The Fed’s statement came with the familiar language of uncertainty, assessing new information and strong commitment to bring inflation back to 2% in the medium to long term. It also indicated that rates will remain higher for longer, which was fairly widely expected. However, traders were somewhat surprised by Dr Powell’s comment during the press conference that ‘we have more to do with rates’. That would appear to signal an upcoming hike, but traders aren’t pricing this in yet:
As of 22 September, fewer than a third of participants expect the Fed to call for a hike at its next meeting in November. The majority still expects the current 5.25-5.5% to be the peak of this cycle of tightening; however, the consensus for the first cut has now moved back to July 2024.
Overall, economic conditions in the USA are much less bad than had been anticipated around this time last year or in early 2023. Job data and GDP remain decent considering how high and how quickly the funds rate has gone up. The Fed can also highlight strong progress on inflation without resting on its laurels yet:
Although PCE moved up in July, that came in the context of an overall strong downtrend. It appears that the recent rise in the rate of inflation in the USA and various other countries is primarily due to gains by crude oil rather than other underlying factors like persistent high demand.
The Fed remains very cautious about economic projections. When asked whether people should expect a soft landing as the base case, Dr Powell was unusually direct with his answer: ‘No, I would not do that. I’ve always thought that the soft landing was a plausible outcome, that there was a path to a soft landing. It’s also possible that the path has narrowed and widened.’
This particular comment might drive traders to focus more closely on 27 September’s final GDP for the second quarter. The consensus on Friday 22 September was 2.2% against the second estimate of 2%. If that’s right, the dollar might stand to gain further as participants could start to price in another hike in November or December.
Gold’s volatility was around the average for a meeting of the Fed because the result was more-or-less a foregone conclusion, although traders do seem to be taking more seriously the chances of a hike in the fourth quarter. The yellow metal has generally faced headwinds this quarter as economic projections became less gloomy. Even though the tightening cycle elsewhere also seems to be nearing its end, ‘high for longer’ is likely.

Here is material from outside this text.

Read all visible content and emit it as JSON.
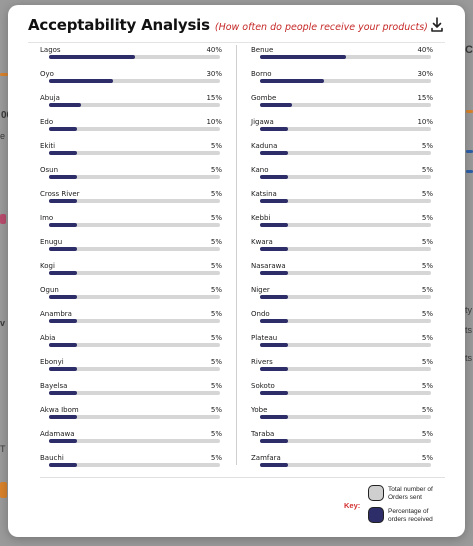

The current sideways trend between the 23.6% and 38.2% weekly Fibonacci retracements seems likely to hold in the runup to GDP data. Volume hasn’t strongly returned from summer’s lull and the moving averages are bunched closely together. The clear rejection of $1,940 after the Fed’s statement with a very large wick might suggest further losses in the medium term. However, traders looking to sell need to be aware of the potential for a false breakout around $1,900, a key psychological support and the area of the 38.2% Fibo.

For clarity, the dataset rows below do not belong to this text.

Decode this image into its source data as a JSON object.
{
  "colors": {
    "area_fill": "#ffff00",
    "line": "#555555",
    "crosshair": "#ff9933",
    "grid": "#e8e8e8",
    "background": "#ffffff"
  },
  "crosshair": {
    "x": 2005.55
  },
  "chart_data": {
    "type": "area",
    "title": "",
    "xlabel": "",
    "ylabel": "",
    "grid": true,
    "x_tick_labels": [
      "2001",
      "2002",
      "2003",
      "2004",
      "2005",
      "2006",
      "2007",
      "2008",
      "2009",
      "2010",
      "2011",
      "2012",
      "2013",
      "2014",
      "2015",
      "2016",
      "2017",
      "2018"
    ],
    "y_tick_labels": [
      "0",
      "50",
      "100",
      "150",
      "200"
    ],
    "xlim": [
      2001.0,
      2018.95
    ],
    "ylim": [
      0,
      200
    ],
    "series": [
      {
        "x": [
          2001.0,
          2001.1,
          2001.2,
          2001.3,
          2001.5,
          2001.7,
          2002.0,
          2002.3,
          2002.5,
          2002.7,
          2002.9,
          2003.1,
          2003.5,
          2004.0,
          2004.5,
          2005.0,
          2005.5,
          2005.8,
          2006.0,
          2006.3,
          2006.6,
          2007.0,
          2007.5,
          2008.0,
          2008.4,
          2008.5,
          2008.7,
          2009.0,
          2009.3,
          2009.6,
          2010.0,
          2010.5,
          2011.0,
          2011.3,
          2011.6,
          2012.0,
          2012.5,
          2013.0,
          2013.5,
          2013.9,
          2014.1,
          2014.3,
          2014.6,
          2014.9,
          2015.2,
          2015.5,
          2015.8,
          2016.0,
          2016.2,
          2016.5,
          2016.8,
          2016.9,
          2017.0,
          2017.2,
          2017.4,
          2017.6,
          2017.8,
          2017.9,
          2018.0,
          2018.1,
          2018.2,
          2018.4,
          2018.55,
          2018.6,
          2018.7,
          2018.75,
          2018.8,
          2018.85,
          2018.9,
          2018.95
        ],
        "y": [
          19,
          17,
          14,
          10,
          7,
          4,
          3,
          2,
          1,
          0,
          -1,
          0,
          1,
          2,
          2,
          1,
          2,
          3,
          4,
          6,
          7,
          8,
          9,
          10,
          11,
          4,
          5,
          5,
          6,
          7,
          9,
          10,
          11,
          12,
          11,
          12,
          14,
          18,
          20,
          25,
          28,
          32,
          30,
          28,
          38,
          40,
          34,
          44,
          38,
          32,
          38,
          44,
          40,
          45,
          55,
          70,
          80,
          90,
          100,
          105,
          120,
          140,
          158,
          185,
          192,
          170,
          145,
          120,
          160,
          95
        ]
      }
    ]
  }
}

Euro-dollar reached a nine-month low last week amid the relative hawkishness from the Fed, growing likelihood that the ECB might pause hiking and the lacklustre PMI from the eurozone. Philip Lane, the ECB’s Chief Economist, specifically commented that pressure on inflation from pay hikes is starting to subside.

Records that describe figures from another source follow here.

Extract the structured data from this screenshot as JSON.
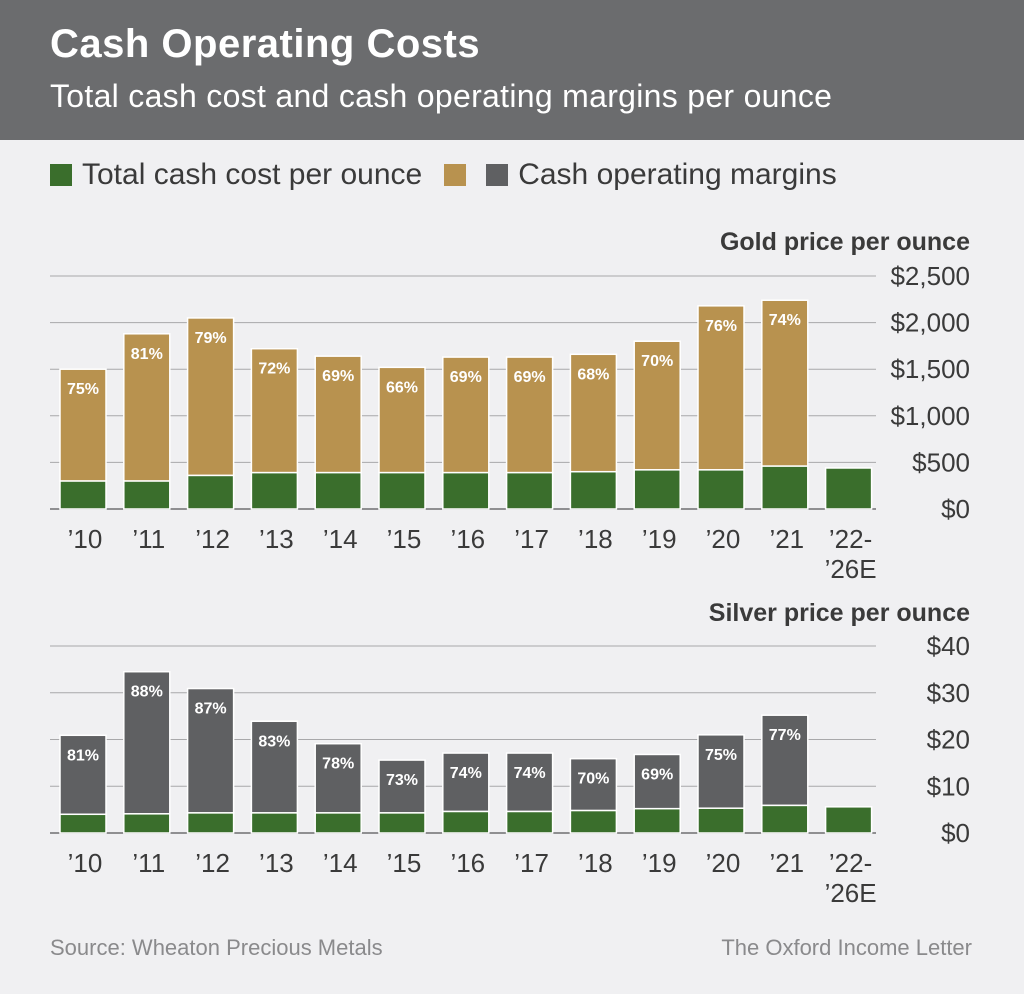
{
  "header": {
    "title": "Cash Operating Costs",
    "subtitle": "Total cash cost and cash operating margins per ounce"
  },
  "legend": {
    "items": [
      {
        "label": "Total cash cost per ounce",
        "colors": [
          "#3a6e2c"
        ]
      },
      {
        "label": "",
        "colors": [
          "#b8924f"
        ]
      },
      {
        "label": "Cash operating margins",
        "colors": [
          "#5f6062"
        ]
      }
    ]
  },
  "colors": {
    "cost": "#3a6e2c",
    "gold_margin": "#b8924f",
    "silver_margin": "#5f6062",
    "grid": "#a8a8aa",
    "axis_text": "#3a3a3a",
    "label_text": "#ffffff"
  },
  "chart_data": [
    {
      "type": "bar",
      "stacked": true,
      "title": "Gold price per ounce",
      "categories": [
        "’10",
        "’11",
        "’12",
        "’13",
        "’14",
        "’15",
        "’16",
        "’17",
        "’18",
        "’19",
        "’20",
        "’21",
        "’22-\n’26E"
      ],
      "ylim": [
        0,
        2500
      ],
      "yticks": [
        0,
        500,
        1000,
        1500,
        2000,
        2500
      ],
      "ytick_labels": [
        "$0",
        "$500",
        "$1,000",
        "$1,500",
        "$2,000",
        "$2,500"
      ],
      "series": [
        {
          "name": "Total cash cost per ounce",
          "values": [
            300,
            300,
            360,
            390,
            390,
            390,
            390,
            390,
            400,
            420,
            420,
            460,
            440
          ]
        },
        {
          "name": "Cash operating margins",
          "values": [
            1200,
            1580,
            1690,
            1330,
            1250,
            1130,
            1240,
            1240,
            1260,
            1380,
            1760,
            1780,
            null
          ]
        }
      ],
      "margin_labels": [
        "75%",
        "81%",
        "79%",
        "72%",
        "69%",
        "66%",
        "69%",
        "69%",
        "68%",
        "70%",
        "76%",
        "74%",
        ""
      ]
    },
    {
      "type": "bar",
      "stacked": true,
      "title": "Silver price per ounce",
      "categories": [
        "’10",
        "’11",
        "’12",
        "’13",
        "’14",
        "’15",
        "’16",
        "’17",
        "’18",
        "’19",
        "’20",
        "’21",
        "’22-\n’26E"
      ],
      "ylim": [
        0,
        40
      ],
      "yticks": [
        0,
        10,
        20,
        30,
        40
      ],
      "ytick_labels": [
        "$0",
        "$10",
        "$20",
        "$30",
        "$40"
      ],
      "series": [
        {
          "name": "Total cash cost per ounce",
          "values": [
            4.0,
            4.1,
            4.3,
            4.3,
            4.3,
            4.3,
            4.6,
            4.6,
            4.8,
            5.2,
            5.3,
            5.9,
            5.6
          ]
        },
        {
          "name": "Cash operating margins",
          "values": [
            16.9,
            30.4,
            26.6,
            19.6,
            14.8,
            11.3,
            12.5,
            12.5,
            11.1,
            11.6,
            15.7,
            19.3,
            null
          ]
        }
      ],
      "margin_labels": [
        "81%",
        "88%",
        "87%",
        "83%",
        "78%",
        "73%",
        "74%",
        "74%",
        "70%",
        "69%",
        "75%",
        "77%",
        ""
      ]
    }
  ],
  "footer": {
    "source": "Source: Wheaton Precious Metals",
    "publisher": "The Oxford Income Letter"
  }
}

Euro-dollar’s downtrend is clearly still active but consolidation and possibly a small bounce seem favourable before another significant leg down. May’s intraday low around $1.06 hasn’t been broken yet and the area of the 100% Fibonacci retracement based on 2020’s strong uptrend is still in view. Oversold conditions have also been dominant over the summer. Traders highlighting the death cross of the 50 SMA from Bands below the 100 and 200 SMAs as evidence for negativity might do well to wait for an entry higher or use a sell limit, derisking the trade somewhat compared to entering around the current extreme.
The opinions in this article are personal to the writer. They do not reflect those of Exness or FX Empire.